I made the terrible mistake of going to the post office to mail a package on the Saturday before Christmas yesterday. It wasn’t pleasant. I survived, though, and once I made my way home I decided to regain my sanity by exerting some control over my environment: I organized my FEMA zone of a home office.
So tidy now! Since work requires me to have the three current consoles hooked up for video capture and I have my personal side projects that demand an elaborate array of old systems and upscaling devices, this was not a trivial task. I feel much happier now, as my type-A compulsions have been addressed and now I don’t feel sad about life when I sit at my desk.
Really, though, I did it in preparation of this:
I finally sorted out how I can capture actual Zapper and R.O.B. footage in HD! This has been kind of an obsession for me ever since I was seduced into the awful, expensive world of RGB-modded consoles, and I’m really excited to have sorted out it… or mostly sorted out, anyway.
One of the main side goals I have for Game Boy World and Good Nintentions has been to make available a library of high-quality video footage for anyone to use under the creative commons license. Classic game footage on YouTube tends to be either (1) from real hardware and cartridges in standard definition, or (2) in high definition from emulators. For old mapper 0 games from the first year of the NES, emulation is not really a big deal since any decent modern emulator is going to be pretty much indistinguishable from the real thing… but it does mean HD footage of light gun titles like Duck Hunt and Wild Gunman and those two dreadful R.O.B. games aren’t using the actual accessories. In other words, emulated footage doesn’t represent the actual play experience of those games. I know it’s dumb, but that really bothers the archivist in me. Hence this.
The problem with getting HD capture of Zapper games, of course, comes in the fact that you can’t play them as normal. The light-sensing technology Nintendo used was keyed to CRT technology and demanded frame-specific timing to “read” the screen. Modern HDTVs don’t use CRT tech and inevitably introduce a frame or two of lag even with an ideal setup. Likewise, the upscaling process adds about a frame of lag as well. This means that in order to capture this footage, you have to run it through a CRT before upscaling it.
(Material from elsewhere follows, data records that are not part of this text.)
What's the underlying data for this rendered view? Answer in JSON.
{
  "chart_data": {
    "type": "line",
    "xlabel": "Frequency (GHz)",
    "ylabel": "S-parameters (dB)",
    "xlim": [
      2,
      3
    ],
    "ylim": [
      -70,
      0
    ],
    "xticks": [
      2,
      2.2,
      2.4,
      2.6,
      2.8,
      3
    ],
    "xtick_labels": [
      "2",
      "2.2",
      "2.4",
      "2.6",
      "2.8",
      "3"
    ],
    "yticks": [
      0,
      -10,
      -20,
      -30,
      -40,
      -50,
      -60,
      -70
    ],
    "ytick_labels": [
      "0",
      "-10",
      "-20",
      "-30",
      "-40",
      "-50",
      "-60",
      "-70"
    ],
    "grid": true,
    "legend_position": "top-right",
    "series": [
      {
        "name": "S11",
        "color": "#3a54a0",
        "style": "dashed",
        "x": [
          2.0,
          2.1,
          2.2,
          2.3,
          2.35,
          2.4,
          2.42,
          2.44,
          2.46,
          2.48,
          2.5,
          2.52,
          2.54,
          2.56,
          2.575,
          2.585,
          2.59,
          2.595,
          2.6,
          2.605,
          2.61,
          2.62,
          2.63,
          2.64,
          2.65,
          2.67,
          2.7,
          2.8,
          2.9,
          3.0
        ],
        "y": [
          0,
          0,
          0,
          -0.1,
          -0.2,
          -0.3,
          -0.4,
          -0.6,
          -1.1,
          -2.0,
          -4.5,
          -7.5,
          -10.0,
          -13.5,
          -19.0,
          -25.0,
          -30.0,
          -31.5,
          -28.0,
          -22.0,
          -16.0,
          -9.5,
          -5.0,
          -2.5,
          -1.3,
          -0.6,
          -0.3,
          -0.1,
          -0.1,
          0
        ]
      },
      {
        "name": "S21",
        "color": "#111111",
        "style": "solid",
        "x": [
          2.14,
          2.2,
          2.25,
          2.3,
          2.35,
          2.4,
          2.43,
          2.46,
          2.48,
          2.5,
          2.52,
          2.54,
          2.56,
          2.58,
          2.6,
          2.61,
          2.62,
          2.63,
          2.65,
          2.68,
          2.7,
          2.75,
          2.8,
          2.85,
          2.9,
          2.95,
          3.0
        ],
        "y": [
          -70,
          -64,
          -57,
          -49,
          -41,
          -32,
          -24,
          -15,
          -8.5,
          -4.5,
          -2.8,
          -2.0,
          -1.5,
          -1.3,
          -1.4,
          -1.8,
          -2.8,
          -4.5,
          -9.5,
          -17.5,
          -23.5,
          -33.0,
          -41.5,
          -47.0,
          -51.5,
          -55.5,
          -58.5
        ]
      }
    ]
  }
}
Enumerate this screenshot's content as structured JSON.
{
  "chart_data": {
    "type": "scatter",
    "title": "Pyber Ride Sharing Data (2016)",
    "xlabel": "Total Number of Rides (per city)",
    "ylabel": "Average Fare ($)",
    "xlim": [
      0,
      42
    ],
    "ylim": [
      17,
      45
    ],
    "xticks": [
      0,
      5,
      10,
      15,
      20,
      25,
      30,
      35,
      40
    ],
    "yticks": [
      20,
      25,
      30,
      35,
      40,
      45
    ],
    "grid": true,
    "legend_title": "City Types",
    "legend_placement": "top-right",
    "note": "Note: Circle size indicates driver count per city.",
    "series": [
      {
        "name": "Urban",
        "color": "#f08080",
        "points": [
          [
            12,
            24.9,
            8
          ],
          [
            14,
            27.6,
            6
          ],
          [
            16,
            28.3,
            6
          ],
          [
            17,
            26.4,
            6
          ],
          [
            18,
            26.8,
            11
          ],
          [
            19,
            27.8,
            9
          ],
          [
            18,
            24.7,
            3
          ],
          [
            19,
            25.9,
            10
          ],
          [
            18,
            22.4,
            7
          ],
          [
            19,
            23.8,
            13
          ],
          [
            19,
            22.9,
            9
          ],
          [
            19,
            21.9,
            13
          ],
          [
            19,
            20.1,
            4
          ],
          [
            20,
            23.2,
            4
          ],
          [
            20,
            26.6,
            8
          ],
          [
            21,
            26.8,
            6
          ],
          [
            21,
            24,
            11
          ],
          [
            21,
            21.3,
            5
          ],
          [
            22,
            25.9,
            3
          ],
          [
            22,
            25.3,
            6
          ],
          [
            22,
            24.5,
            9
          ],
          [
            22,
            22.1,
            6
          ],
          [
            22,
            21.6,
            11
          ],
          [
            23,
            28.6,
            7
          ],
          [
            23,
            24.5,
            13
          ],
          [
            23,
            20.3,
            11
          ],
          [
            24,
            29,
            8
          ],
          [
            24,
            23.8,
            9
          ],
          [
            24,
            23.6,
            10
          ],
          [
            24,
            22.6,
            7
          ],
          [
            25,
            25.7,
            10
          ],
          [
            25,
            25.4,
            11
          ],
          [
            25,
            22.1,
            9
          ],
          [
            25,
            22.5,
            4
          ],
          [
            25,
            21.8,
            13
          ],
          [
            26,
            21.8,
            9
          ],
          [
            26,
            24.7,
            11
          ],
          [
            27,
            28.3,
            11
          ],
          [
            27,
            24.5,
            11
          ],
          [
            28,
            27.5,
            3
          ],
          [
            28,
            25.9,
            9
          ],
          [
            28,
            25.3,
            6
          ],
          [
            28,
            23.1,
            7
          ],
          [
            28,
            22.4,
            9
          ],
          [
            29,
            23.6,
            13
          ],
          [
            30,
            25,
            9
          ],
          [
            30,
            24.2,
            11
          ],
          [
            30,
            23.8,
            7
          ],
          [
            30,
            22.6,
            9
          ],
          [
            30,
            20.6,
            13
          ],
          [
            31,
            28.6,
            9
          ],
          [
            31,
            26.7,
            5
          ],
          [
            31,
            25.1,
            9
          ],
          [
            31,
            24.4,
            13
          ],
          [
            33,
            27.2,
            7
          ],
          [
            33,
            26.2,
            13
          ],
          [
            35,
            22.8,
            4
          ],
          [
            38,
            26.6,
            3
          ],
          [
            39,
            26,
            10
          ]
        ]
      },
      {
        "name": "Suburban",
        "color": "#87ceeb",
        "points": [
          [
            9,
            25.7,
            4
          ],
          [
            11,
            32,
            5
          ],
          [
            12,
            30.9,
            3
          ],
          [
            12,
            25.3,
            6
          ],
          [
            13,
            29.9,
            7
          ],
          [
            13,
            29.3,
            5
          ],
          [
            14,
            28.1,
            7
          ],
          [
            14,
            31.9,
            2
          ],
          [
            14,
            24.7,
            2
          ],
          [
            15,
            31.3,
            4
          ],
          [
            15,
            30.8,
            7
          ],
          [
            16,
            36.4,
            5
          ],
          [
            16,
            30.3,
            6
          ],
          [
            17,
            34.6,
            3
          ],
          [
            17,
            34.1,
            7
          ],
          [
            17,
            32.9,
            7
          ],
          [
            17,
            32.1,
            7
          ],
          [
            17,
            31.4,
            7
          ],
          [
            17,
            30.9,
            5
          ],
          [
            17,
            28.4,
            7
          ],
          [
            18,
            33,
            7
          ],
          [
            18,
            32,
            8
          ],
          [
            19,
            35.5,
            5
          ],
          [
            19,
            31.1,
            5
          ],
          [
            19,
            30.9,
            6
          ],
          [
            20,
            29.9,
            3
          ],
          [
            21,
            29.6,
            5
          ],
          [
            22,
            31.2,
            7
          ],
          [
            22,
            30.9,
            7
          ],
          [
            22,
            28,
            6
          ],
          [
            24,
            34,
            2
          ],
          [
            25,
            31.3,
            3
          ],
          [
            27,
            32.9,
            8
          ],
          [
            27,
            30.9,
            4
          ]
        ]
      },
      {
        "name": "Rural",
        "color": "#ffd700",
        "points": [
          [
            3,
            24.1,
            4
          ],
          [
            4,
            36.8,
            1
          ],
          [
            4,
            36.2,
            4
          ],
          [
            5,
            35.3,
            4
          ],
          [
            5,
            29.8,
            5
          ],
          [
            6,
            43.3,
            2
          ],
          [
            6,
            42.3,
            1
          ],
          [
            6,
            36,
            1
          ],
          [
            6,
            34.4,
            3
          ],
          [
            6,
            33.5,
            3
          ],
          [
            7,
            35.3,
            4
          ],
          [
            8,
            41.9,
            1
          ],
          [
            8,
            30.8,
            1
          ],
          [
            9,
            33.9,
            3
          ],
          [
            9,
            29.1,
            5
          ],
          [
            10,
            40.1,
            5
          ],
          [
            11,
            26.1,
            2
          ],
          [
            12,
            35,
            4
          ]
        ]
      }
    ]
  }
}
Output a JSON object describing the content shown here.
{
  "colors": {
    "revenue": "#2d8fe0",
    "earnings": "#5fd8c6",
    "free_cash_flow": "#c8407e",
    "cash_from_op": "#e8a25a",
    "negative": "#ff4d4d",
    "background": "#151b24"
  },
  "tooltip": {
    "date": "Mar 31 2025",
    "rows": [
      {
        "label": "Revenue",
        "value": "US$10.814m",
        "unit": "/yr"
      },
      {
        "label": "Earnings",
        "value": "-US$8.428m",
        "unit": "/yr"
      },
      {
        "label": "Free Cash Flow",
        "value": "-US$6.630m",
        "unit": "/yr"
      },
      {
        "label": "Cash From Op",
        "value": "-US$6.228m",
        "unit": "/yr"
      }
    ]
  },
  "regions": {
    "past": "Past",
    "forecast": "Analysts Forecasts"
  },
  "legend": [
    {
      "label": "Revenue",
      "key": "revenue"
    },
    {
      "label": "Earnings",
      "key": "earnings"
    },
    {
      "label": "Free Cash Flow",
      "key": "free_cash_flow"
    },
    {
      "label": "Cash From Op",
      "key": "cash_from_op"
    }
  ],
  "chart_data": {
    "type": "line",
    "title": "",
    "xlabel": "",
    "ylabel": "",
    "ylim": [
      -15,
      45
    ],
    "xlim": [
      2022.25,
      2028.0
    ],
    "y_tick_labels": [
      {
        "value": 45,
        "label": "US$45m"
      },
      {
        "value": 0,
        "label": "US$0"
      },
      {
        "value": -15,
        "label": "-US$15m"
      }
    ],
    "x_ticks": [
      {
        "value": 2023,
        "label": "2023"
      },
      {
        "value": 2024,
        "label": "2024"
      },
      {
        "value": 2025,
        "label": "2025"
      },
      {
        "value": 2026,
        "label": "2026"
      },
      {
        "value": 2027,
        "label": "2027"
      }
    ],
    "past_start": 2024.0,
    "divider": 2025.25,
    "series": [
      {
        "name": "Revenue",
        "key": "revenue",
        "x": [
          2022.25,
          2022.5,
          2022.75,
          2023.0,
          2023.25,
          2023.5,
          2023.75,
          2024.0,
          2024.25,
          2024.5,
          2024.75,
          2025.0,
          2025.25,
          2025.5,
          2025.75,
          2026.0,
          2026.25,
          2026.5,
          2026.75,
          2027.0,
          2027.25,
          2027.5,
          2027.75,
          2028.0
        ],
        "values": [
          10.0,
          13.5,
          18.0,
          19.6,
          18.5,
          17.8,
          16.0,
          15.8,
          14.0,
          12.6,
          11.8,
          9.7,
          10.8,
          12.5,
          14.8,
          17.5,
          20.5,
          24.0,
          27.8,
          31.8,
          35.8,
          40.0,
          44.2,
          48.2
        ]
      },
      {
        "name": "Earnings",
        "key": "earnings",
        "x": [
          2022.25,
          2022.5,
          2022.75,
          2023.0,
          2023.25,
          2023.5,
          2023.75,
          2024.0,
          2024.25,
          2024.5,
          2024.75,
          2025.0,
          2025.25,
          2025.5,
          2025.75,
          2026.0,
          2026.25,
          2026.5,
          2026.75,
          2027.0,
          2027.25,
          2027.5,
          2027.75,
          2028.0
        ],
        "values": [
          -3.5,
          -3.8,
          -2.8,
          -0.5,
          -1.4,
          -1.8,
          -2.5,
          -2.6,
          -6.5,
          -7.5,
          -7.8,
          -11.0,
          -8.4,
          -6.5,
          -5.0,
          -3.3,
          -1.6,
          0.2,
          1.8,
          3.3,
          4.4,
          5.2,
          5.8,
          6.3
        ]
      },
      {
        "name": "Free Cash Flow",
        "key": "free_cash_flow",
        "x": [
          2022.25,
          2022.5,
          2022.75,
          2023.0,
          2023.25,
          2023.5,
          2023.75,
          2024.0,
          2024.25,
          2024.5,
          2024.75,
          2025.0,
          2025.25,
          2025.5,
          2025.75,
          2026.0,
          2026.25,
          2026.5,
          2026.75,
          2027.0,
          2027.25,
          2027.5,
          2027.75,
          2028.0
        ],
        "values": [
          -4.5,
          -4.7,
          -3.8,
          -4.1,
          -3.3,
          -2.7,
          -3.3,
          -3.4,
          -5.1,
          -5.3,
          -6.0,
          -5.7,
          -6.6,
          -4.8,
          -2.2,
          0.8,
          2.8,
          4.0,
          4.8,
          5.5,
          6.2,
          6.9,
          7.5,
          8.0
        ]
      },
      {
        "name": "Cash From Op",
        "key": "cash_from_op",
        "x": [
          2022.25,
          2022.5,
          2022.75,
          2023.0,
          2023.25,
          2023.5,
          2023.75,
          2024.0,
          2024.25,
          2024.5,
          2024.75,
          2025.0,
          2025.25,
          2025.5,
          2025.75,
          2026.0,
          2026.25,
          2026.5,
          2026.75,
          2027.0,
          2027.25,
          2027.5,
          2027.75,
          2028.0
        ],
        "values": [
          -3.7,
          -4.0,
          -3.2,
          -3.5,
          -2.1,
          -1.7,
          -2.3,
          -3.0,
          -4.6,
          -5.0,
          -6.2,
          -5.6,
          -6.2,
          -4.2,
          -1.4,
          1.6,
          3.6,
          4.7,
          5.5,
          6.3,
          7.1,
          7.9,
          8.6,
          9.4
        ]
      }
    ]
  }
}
The setup I have here is:
- Duck Hunt cart on NES hardware
- Passing through an 8″ Sony PVM
- Running through an upscaler
- Feeding into an Elgato capture device
- And terminating on an HDTV just because.
That’s really quite a lot of steps, and unfortunately, my system isn’t quite ideal yet. I don’t believe Sony made 8″ PVMs with the ability to support RGB or component video passthrough, so at the moment I’m recording via S-video. Thankfully the Analogue NT has a crisp, clean S-video signal and its shortcomings aren’t exactly glaring—it’s a little softer than the other NES footage I’ve recorded lately, and I can see a lot of shimmering in the areas of flat color (which is most of the screen in Duck Hunt), but I don’t know that a casual observer would notice or care. It’s not perfect, but I would definitely say this is passable.
Still, my real goal is to be able to capture full RGB video of games like this in HD, so the next step in this nonsense quest of mine will be to acquire a larger PVM (19″-21″ would be ideal—smaller than that and you don’t get RGB passthrough, larger and the TV becomes unwieldy). It would also be nice not to have to play light gun games on that dinky little 8″ monitor in the photo, let me tell you what. I suspect a bigger PVM will be what I’ll invest in if I can drum up enough cash with the old Game Boy World media I’m selling off (along with a bunch of games I’ve bought over the past year and finally admitted to myself that I’ll never get around to playing). The next Good Nintentions topic after the Pinball video goes live on Tuesday will be Wild Gunman, and I’d like to be able to feature the same standard of video capture for that episode as I did for the first three videos. So hey! Take home a Game Boy World 1989 photo model and not only will you own a slice of video game history, you’ll be contributing to the cause of creating a public resource of maximum-quality video game footage for the world to use and enjoy. How noble.
And if this seems needlessly obsessive… yeah, of course it is. But then I remember that my coworkers invest in $350-500 controllers and steering wheels to play flight sims and racing games and realize that being unhealthily obsessed with creating an optimal video game experience just comes with the territory. At least I have the luxury of deluding myself that my sickness serves a higher purpose.
Having had the experience of playing on a tiny monitor, I won’t fault you for wanting something bigger. That said, is there a reason you don’t just split the signal, sending video to both your display and monitor rather than one and then the other? I have to imagine even getting a powered splitter to avoid signal loss would be cheaper than a larger PVM.
That would be ideal, but I haven’t been able to find a splitter that meets my specific needs. As many steps as there are in this video chain, I really don’t want to add several layers of adapters to the process.
Fair enough. I can’t afford to move up to RGB at the moment, so I’ve been working with standard cables. I also capture in SD and let my video editing software handle the scaling, so I’m not familiar with the vagaries of getting video in and out of an XRGB.
Good man. I resisted going RGB for several years because I knew it would be a terrible money-leeching rabbit hole. And I was right!